Take care, and GOD BLESS YOU RICHLY for taking the time and effort to do all this.
starfishy. :)
starfish
Thank you soo much for taking the time to post this ~ these have hit home w/ me as well.....you are a true friend, and God Bless You!!!! :o)
brooklynmarie
great topic again... what is the next one?
Mirniy
Hmmm....I just got the email from my Church, let me look...
Do you have people in your life who know you so well you wouldn't think twice if they opened your refrigerator and helped themselves to leftovers?

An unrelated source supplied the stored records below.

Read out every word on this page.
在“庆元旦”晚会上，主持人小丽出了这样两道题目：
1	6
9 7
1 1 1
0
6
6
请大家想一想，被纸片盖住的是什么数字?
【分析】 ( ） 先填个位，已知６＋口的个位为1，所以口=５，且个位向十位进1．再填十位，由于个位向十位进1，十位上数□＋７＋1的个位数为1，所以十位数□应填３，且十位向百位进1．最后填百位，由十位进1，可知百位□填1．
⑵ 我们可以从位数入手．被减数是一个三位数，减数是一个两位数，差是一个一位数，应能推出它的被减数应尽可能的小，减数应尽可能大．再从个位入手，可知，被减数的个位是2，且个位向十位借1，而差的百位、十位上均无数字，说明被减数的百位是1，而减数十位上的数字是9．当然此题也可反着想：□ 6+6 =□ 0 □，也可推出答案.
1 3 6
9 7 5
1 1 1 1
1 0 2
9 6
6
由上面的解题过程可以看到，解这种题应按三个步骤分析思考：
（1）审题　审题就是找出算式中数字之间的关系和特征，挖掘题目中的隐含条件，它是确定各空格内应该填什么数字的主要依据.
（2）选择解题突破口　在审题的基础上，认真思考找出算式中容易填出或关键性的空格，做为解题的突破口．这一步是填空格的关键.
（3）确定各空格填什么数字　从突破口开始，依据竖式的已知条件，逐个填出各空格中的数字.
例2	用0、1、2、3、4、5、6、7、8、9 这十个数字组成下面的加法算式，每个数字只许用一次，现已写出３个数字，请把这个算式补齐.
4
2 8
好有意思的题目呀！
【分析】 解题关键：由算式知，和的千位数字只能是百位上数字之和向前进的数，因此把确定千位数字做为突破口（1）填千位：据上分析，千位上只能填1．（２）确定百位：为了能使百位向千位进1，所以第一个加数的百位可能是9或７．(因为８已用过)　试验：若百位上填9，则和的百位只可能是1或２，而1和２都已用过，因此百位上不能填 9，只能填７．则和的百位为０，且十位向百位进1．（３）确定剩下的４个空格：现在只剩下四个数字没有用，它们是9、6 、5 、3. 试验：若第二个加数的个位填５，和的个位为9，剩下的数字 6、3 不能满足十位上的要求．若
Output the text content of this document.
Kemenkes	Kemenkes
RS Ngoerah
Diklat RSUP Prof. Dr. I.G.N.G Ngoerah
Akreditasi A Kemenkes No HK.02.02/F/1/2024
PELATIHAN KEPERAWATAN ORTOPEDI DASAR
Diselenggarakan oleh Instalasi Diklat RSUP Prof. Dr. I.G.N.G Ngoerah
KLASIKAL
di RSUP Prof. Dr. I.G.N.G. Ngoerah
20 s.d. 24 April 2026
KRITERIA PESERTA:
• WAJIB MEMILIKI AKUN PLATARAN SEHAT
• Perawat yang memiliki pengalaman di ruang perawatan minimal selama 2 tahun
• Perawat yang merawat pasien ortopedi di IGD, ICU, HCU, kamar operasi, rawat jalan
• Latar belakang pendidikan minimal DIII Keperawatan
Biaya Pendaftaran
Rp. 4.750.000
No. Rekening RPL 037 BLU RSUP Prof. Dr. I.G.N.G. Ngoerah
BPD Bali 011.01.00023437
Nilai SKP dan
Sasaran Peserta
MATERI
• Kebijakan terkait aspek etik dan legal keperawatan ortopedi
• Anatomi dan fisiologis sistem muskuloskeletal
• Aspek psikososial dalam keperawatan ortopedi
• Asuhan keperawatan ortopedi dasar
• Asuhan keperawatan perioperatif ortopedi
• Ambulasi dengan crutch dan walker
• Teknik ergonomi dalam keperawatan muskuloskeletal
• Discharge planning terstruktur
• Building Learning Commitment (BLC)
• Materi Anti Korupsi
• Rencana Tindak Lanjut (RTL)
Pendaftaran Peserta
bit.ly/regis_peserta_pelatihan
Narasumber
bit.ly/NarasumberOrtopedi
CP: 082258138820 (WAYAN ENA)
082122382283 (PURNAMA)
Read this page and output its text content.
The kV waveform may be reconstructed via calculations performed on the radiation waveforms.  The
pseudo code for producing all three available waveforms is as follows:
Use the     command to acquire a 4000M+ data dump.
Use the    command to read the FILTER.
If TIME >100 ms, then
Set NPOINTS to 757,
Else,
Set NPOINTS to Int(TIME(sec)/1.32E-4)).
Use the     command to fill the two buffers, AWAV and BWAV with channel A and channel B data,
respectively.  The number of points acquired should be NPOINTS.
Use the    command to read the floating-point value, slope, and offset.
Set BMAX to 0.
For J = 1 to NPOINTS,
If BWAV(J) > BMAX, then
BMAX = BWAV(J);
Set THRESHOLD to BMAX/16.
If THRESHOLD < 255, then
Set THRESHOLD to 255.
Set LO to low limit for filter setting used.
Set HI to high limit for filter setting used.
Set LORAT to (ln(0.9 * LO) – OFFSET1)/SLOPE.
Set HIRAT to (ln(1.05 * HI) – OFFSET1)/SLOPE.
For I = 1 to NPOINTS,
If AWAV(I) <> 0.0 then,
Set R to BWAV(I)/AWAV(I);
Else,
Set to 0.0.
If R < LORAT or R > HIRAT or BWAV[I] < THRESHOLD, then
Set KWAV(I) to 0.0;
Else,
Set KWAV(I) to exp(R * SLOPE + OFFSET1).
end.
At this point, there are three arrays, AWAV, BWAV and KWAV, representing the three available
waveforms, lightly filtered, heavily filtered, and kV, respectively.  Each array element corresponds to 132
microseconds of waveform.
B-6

In this last week of our Refrigerator Rights Relationships series, we're going to look at the power behind all great relationships, and that's God. Join us and bring your friends.
TLCDaisy
What if the anger and resentment is with God?
albi
albi: i use to be angry with god, i walked away from him and blamed him because my life became a living hell. did someone say the wages of sin is death.
electric2
tlcdaisy:i was molested at 3 which i blocked out for years. as soon as i remembered i knew he had to be forgiven because it would destroy me. my sister shared a story today about my 2 cousins meeting on a millitary base in japan during a war thet became friends my molester disclosed he was molested by his dad. this helped finish the healing and i forgive him. god put them together and me to hear the story i hope this helps a little
electric2
I know how you are struggling with anger towards God Albi. I think maybe you need to decide if you want to reconcile with God and regain that relationship??
If not, then try focusing on what you DO believe in or have faith in to help you cope with your healing.
Electric2, that's an interesting story...I'm glad you were able to get to the point of forgiveness!